There is no reasonable way to suggest that there is not an excess of traffic movement capability. Not when the city routinely reduces the number of travel lanes for arbitrarily long periods of time without any reasonable cause. There's something very wrong when all we hear about is how constricted things are and yet no one seems to experience it - like on Main and King where lanes have been "disappeared" to private construction -- and there's no backup. Like when they were repaving King with traffic down to two lanes and traffic was backed up from Sherman to almost Garfield!
I think it's high time that we implemented more one way streets to improve traffic flow on similarly congested streets - like Mohawk and Fennel or Upper James and Upper Wellington.
Oh, right... they don't need it, just like lower city streets don't need it.
Does the Mayor really believe that if you take the streets and put them back to two way that we somehow magically lose traffic handling? THE SAME AMOUNT OF PAVEMENT = THE SAME AMOUNT OF PAVEMENT.

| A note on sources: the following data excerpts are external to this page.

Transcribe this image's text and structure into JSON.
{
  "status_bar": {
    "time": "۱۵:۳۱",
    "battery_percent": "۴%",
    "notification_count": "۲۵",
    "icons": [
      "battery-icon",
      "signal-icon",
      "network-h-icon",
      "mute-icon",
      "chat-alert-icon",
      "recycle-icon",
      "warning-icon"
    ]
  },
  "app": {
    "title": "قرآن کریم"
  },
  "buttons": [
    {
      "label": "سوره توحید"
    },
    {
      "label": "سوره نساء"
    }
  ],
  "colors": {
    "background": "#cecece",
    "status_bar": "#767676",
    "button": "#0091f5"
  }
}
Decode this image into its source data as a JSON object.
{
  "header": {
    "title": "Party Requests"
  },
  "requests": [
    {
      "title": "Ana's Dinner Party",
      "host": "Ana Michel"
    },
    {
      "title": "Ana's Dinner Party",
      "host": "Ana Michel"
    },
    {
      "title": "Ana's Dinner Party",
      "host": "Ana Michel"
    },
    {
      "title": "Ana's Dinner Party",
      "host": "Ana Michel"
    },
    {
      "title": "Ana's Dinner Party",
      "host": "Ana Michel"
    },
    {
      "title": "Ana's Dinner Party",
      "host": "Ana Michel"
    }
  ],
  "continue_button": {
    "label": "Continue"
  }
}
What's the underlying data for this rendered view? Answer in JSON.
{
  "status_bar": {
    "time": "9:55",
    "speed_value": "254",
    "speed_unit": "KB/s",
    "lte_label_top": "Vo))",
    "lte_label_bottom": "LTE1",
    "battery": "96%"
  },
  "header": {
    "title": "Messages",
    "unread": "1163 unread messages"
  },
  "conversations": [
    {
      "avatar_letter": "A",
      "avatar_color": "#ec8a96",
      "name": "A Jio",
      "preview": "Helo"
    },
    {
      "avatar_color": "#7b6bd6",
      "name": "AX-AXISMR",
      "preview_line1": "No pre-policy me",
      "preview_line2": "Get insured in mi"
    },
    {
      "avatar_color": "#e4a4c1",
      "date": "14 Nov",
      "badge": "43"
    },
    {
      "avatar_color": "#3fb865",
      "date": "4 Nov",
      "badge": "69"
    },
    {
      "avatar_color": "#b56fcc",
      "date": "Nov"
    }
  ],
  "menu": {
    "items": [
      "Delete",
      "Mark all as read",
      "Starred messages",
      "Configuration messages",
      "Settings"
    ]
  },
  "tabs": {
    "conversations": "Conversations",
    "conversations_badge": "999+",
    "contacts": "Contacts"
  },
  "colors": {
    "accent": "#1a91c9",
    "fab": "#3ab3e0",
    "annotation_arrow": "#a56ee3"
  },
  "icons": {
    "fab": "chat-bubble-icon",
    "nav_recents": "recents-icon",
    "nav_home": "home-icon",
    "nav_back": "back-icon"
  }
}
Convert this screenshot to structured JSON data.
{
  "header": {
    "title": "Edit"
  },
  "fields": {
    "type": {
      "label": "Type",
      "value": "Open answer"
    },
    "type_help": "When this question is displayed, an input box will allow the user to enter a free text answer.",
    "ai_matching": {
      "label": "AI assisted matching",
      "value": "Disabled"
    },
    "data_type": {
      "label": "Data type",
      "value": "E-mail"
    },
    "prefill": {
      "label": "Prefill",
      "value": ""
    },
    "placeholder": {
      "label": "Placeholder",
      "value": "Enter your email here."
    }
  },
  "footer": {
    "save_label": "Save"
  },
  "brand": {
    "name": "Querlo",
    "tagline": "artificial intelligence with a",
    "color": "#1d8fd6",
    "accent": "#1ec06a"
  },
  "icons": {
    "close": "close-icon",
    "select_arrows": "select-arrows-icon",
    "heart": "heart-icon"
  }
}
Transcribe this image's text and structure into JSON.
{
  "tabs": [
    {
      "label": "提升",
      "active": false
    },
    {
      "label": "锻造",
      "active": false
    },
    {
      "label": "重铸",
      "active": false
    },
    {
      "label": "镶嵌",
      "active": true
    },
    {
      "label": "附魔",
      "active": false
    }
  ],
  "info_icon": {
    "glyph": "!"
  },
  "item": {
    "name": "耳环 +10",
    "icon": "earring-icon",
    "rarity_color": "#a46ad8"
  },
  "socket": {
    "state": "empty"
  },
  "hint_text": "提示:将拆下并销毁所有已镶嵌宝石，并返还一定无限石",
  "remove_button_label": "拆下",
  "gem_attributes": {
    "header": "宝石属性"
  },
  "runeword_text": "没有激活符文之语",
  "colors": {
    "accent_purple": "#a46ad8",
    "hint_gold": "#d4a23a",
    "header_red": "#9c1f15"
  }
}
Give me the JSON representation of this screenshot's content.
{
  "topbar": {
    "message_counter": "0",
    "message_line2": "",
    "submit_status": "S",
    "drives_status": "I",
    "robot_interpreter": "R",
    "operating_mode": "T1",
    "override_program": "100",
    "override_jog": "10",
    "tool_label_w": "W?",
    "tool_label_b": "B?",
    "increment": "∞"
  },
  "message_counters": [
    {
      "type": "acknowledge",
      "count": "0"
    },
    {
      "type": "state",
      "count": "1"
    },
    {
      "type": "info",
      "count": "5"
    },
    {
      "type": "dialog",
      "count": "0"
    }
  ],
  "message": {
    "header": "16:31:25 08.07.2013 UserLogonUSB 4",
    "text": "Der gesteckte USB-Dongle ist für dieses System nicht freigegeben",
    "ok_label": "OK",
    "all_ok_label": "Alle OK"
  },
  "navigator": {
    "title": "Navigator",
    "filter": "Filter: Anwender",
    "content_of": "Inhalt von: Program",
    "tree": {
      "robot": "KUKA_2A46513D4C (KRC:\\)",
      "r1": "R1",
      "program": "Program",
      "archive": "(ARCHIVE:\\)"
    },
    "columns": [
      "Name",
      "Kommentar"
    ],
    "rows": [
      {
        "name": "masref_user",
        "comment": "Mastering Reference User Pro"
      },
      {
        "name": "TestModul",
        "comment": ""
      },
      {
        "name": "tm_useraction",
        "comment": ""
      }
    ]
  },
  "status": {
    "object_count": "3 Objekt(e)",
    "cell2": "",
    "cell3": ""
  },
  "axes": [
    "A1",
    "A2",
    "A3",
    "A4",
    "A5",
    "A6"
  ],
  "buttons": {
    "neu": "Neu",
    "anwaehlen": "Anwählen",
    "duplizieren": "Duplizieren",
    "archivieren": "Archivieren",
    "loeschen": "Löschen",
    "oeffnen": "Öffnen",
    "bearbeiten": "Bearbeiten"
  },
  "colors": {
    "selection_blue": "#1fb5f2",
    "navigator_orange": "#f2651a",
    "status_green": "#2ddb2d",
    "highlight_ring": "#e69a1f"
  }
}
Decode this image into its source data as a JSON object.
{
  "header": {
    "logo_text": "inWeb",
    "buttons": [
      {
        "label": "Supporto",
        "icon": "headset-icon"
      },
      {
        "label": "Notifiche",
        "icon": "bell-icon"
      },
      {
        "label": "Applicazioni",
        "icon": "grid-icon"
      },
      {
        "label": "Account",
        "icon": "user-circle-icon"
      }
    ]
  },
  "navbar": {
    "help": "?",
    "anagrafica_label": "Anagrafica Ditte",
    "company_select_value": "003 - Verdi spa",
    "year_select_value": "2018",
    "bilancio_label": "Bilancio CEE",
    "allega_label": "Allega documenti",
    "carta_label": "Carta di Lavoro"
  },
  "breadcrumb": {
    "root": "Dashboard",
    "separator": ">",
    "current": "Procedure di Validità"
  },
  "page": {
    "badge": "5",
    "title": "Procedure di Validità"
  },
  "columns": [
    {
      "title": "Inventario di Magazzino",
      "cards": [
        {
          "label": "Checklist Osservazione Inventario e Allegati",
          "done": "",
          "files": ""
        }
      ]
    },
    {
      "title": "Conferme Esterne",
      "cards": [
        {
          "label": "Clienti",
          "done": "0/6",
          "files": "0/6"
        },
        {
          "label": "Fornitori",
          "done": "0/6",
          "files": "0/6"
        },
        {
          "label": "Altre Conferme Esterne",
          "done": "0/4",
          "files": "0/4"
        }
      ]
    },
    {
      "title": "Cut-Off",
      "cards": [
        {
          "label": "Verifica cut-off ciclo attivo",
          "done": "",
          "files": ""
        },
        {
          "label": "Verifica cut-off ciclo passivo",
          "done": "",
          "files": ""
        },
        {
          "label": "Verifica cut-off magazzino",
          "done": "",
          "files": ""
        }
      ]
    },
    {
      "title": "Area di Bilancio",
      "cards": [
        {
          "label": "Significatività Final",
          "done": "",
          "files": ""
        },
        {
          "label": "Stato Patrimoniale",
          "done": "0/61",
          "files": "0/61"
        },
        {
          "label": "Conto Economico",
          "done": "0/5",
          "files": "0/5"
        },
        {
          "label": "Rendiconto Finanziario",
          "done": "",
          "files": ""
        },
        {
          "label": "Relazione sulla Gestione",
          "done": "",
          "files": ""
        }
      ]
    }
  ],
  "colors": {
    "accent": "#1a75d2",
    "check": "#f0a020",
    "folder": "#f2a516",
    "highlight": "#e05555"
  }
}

Oh, and I agree with the comments about the fetishistic desire for on-street parking. I think that if it's so important to have on-street parking, it can be paid for by the people who want it so badly. The most recent numbers I can remember seeing peg the cost of paved city street at something like $20k/km. That's a ton of investment (in terms of public dollars) for the exclusive and private use of individuals. Since there seems to be a common desire to yammer about the subsidy for transit, can we talk about the subsidy for parking? You want the spot on the street by your house, you pay. Toronto charges on a sliding scale from $13.70 (if you have no property parking) to $47.98 if you just want the convenience (those are monthly costs). If you're like most of my neighbours in the lower city, you've got parking for at least one vehicle on your own property and you are using the street because your driveway has a second (or third) car / your parking is off of the laneway and you like just pulling up out front.
Why can't we just have a simple rule:
"All streets must permit two way traffic unless a street is narrower than the suggested[1] 8.5m minimum roadway width then a single direction of traffic is permissible."
There. Wasn't that easy?
[1] MTO Geometric Design Standards - this seems to be a common reference, but the book is $169 and I'm not buying it.